Elle a reçu un soutien inattendu du nouveau président élu de la Commission européenne, le Luxembourgeois Jean-Claude Juncker, qui a réclamé « un objectif de 30 % en efficacité énergétique à l’horizon 2030 » lors de son discours au Parlement européen la semaine dernière.

 

La ministre française de l’Énergie et de l’Écologie, Ségolène Royal, s’est également prononcée pour « une réduction d’au moins 30 % de la consommation d’énergie » dans une lettre adressée à la Commission dont l’AFP a obtenu copie.

 

« Juncker a beaucoup aidé » à faire bouger les positions, a assuré une source européenne. « L’objectif pour l’efficacité énergétique devrait être fixé à 29 % », a estimé cette même source. La proposition initiale était un objectif de 25 %.

 

Le dossier pose un cas de conscience à Günther Oettinger, le commissaire à l’Énergie. Reconduit par son gouvernement pour faire partie de l’équipe dirigée par M. Juncker, il peut difficilement faire fi de ses recommandations, mais dans le même temps, il sait que les États membres risquent de rejeter le plan d’action fixé à l’UE.

 

Trois objectifs

 

L’Union européenne s’est fixé trois objectifs pour 2020 : réduire ses émissions de gaz à effet de serre de 20 % par rapport aux niveaux de 1990, porter à 20 % la part des renouvelables dans la consommation d’énergie et réaliser 20 % d’économies. Tous trois sont déjà pratiquement réalisés.

 

L’exécutif bruxellois a appelé à poursuivre l’effort et proposé de porter à 40 % la réduction des gaz à effet de serre en 2030 et à 27 % la part des renouvelables. Manquait l’objectif pour l’efficacité énergétique, rendu important par les menaces que les tensions entre la Russie et l’Ukraine font peser sur les approvisionnements en gaz de l’UE.

 

La différence de 5 % entre l’objectif initial de 25 % et les 30 % réclamés par M. Juncker représente une réduction de 11,5 % des importations de gaz de l’UE.

 

Les achats de gaz à la Russie couvrent 25 % des besoins des pays de l’UE, pour une facture totale de 35 milliards d’euros en 2013, soit 3 milliards par mois, selon la Commission.

 

« Les dirigeants européens veulent être moins dépendants du gaz russe, mais dès que l’heure est venue de mettre l’argent sur la table, ils ne veulent plus », a déploré la source européenne proche du dossier.

 

Les États membres montrent beaucoup de réticence par rapport aux objectifs présentés par la Commission.

3 commentaires
  • Richard Lapierre - Inscrit 23 juillet 2014 11 h 33

    Pathétique les Verts

    La photo est éloquente. En Allemagne, le parti Vert a mis fin à la filiale nucléaire soi-disant pour protéger l'environnement. Résultat? Les centrales au charbon. Bravo les verts. Bêtise et irrationalisme total!

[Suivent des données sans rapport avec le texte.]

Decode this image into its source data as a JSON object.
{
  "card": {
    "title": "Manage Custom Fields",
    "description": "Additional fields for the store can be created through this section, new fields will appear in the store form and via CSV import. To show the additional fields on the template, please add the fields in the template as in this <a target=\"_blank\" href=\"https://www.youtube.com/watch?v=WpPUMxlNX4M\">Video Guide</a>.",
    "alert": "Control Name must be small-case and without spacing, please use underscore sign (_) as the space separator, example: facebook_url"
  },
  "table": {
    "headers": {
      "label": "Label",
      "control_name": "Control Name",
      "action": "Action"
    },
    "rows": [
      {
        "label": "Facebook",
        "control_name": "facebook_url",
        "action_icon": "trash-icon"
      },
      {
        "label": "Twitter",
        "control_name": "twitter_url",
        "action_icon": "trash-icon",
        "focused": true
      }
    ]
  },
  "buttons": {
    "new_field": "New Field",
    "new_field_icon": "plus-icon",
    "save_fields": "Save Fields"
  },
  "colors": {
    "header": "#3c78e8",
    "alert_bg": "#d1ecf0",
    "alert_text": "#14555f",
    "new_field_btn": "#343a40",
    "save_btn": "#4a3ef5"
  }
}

  • Guy Lafond - Inscrit 24 juillet 2014 07 h 16

    Du courage et de la ténacité à cultiver. Et vite!


    Pour le moment, il y a sur le vieux continent une volonté observable de prendre le taureau par les cornes.

    Il y a une fermeté européenne pour tenter de réduire son empreinte écologique.

    Et les États-Unis, eux? Et le Canada, lui? Et les Émirats arabes unis, eux? Et le Qatar, lui? Et l'Australie, elle?

    Tous ces pays doivent montrer l'exemple pour que de nouveaux accords globaux puissent être signées aussi par les pays les plus peuplés du monde.

    Le travail est commencé. Il est douloureux.

    Mettre au monde un nouveau paradigme!

  • Elaine Vachon - Inscrite 25 juillet 2014 09 h 31

    Pas assez

    En 2030? Ils auront les pieds, les jambes et le torse dans l'eau en tenant leur pancarte "Réduction de 30 %".